On March 30, 2023, the U.S. District Court in the Northern District of Texas (Court) issued a final ruling invalidating certain provisions of the Affordable Care Act’s (ACA) preventive care mandate. Although the ultimate outcome of this decision remains to be seen, the ruling has created some confusion for plan sponsors of group health plans and other interested stakeholders. The ruling generally applies to invalidate the requirement that non-grandfathered health plans cover preventive care services recommended by the U.S. Preventive Services Taskforce (USPSTF) with no cost sharing after the effective date of the ACA (March 23, 2010). The Biden administration filed a Notice of Appeal on April 3, 2023, and will presumably seek a stay of this decision from the Fifth Circuit Court of Appeals (Fifth Circuit). A stay would prevent the decision from going into effect until a decision on the merits is issued by the Fifth Circuit or potentially the U.S. Supreme Court.
As background, the Court’s decision in Braidwood Management v. Becerra invalidated the ACA mandate for coverage of preventive services recommended by the USPSTF based on an argument that the appointment of the USPSTF was unconstitutional. As argued by the plaintiffs, the members of the USPSTF were not nominated by the President of the United States nor approved by Congress as required by the Appointments Clause of the U.S. Constitution. The Court agreed and found all preventive services required by the ACA based on a recommendation of the USPSTF after March 23, 2010, to be invalid. The ruling does not overturn coverage requirements for vaccines recommended by the Advisory Committee on Immunization Practices (ACIP), women’s health services (such as contraception) recommended by the Health Resources and Services Administration (HRSA), or children and young-adult services recommended by Bright Futures. However, the plaintiffs in the Braidwood Management case had also challenged those recommendations and could appeal.
In addition, the Court previously found that the mandate to cover pre-exposure prophylaxis (PrEP), a medication taken to prevent HIV, violates the plaintiffs’ religious rights under the Religious Freedom Restoration Act (RFRA). The RFRA ruling applies only to the plaintiff and not to the requirement to cover PrEP generally. However, PrEP was recommended by the USPSTF after March 23, 2010, which would make the mandate to cover it generally unenforceable under the Court’s USPSTF portion of the ruling.

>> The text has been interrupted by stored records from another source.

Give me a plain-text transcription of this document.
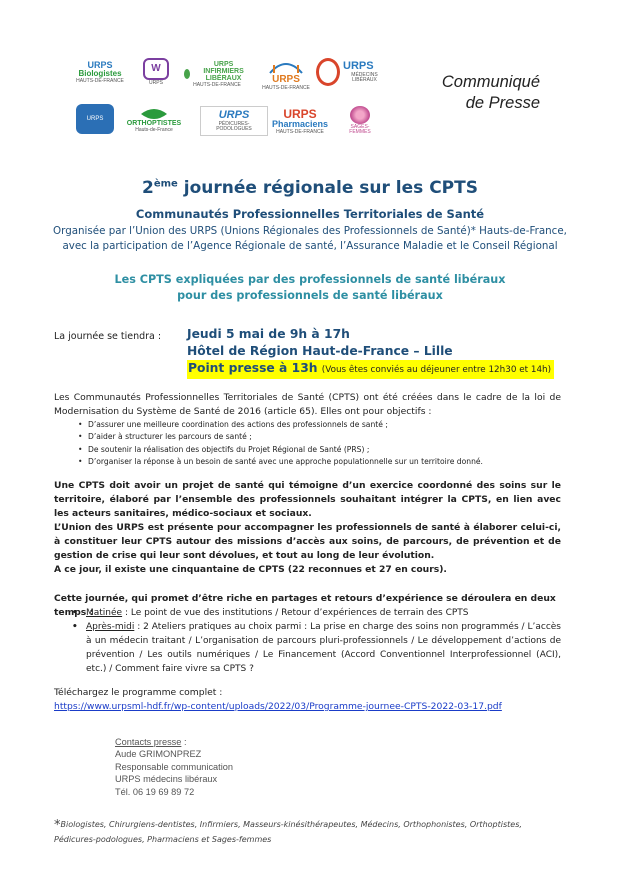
URPS
Biologistes
HAUTS-DE-FRANCE
W
URPS
URPS INFIRMIERS LIBÉRAUX
HAUTS-DE-FRANCE	URPS
HAUTS-DE-FRANCE
URPS
MÉDECINS LIBÉRAUX
URPS
ORTHOPTISTES
Hauts-de-France
URPS
PÉDICURES-PODOLOGUES
URPS
Pharmaciens
HAUTS-DE-FRANCE
SAGES-FEMMES
Communiqué
de Presse
2ème journée régionale sur les CPTS
Communautés Professionnelles Territoriales de Santé
Organisée par l’Union des URPS (Unions Régionales des Professionnels de Santé)* Hauts-de-France,
avec la participation de l’Agence Régionale de santé, l’Assurance Maladie et le Conseil Régional
Les CPTS expliquées par des professionnels de santé libéraux
pour des professionnels de santé libéraux
La journée se tiendra : Jeudi 5 mai de 9h à 17h
Hôtel de Région Haut-de-France – Lille
Point presse à 13h (Vous êtes conviés au déjeuner entre 12h30 et 14h)
Les Communautés Professionnelles Territoriales de Santé (CPTS) ont été créées dans le cadre de la loi de Modernisation du Système de Santé de 2016 (article 65). Elles ont pour objectifs :
• D’assurer une meilleure coordination des actions des professionnels de santé ;
• D’aider à structurer les parcours de santé ;
• De soutenir la réalisation des objectifs du Projet Régional de Santé (PRS) ;
• D’organiser la réponse à un besoin de santé avec une approche populationnelle sur un territoire donné.
Une CPTS doit avoir un projet de santé qui témoigne d’un exercice coordonné des soins sur le territoire, élaboré par l’ensemble des professionnels souhaitant intégrer la CPTS, en lien avec les acteurs sanitaires, médico-sociaux et sociaux.
L’Union des URPS est présente pour accompagner les professionnels de santé à élaborer celui-ci, à constituer leur CPTS autour des missions d’accès aux soins, de parcours, de prévention et de gestion de crise qui leur sont dévolues, et tout au long de leur évolution.
A ce jour, il existe une cinquantaine de CPTS (22 reconnues et 27 en cours).
Cette journée, qui promet d’être riche en partages et retours d’expérience se déroulera en deux temps :
• Matinée : Le point de vue des institutions / Retour d’expériences de terrain des CPTS
• Après-midi : 2 Ateliers pratiques au choix parmi : La prise en charge des soins non programmés / L’accès à un médecin traitant / L’organisation de parcours pluri-professionnels / Le développement d’actions de prévention / Les outils numériques / Le Financement (Accord Conventionnel Interprofessionnel (ACI), etc.) / Comment faire vivre sa CPTS ?
Téléchargez le programme complet :
https://www.urpsml-hdf.fr/wp-content/uploads/2022/03/Programme-journee-CPTS-2022-03-17.pdf
Contacts presse :
Aude GRIMONPREZ
Responsable communication
URPS médecins libéraux
Tél. 06 19 69 89 72
*Biologistes, Chirurgiens-dentistes, Infirmiers, Masseurs-kinésithérapeutes, Médecins, Orthophonistes, Orthoptistes, Pédicures-podologues, Pharmaciens et Sages-femmes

Plan sponsors of group health plans may want to consult with their advisors regarding the next steps and how to manage the impact of the Court’s ruling on their group health plans. In particular, plan sponsors of high-deductible health plans will want to evaluate the impact of maintaining no cost-sharing coverage for the USPSTF-mandated preventive care benefits on the continued qualification of participant health savings accounts (HSAs). In this regard, certain items that were previously allowed to be paid without cost sharing in an HSA because of the ACA preventive care mandate may not qualify for first-dollar coverage under the preventive care exception for HSAs. The preventive health services mandated by the ACA are described very differently than the requirements applicable to HSAs. The IRS has previously interpreted the definition of preventive care for HSA purposes to include any preventive health services mandated by the ACA.
Given the significant impact of the Court’s ruling on group health plans and issuers, the Departments of Labor, the Treasury, and HHS have issued FAQs in an effort to provide clarification for plan sponsors and stakeholders. Policy experts and insurers do not anticipate immediate action related to plan coverage as policies typically cover a full year; however, depending on the decisions made in pending litigation, changes could be seen as early as 2024. Additional guidance will be forthcoming, and we will continue to monitor for updates as they become available.
This information is general and is provided for educational purposes only. It reflects UBA’s understanding of the available guidance as of the date shown and is subject to change. It is not intended to provide legal advice. You should not act on this information without consulting legal counsel or other knowledgeable advisors.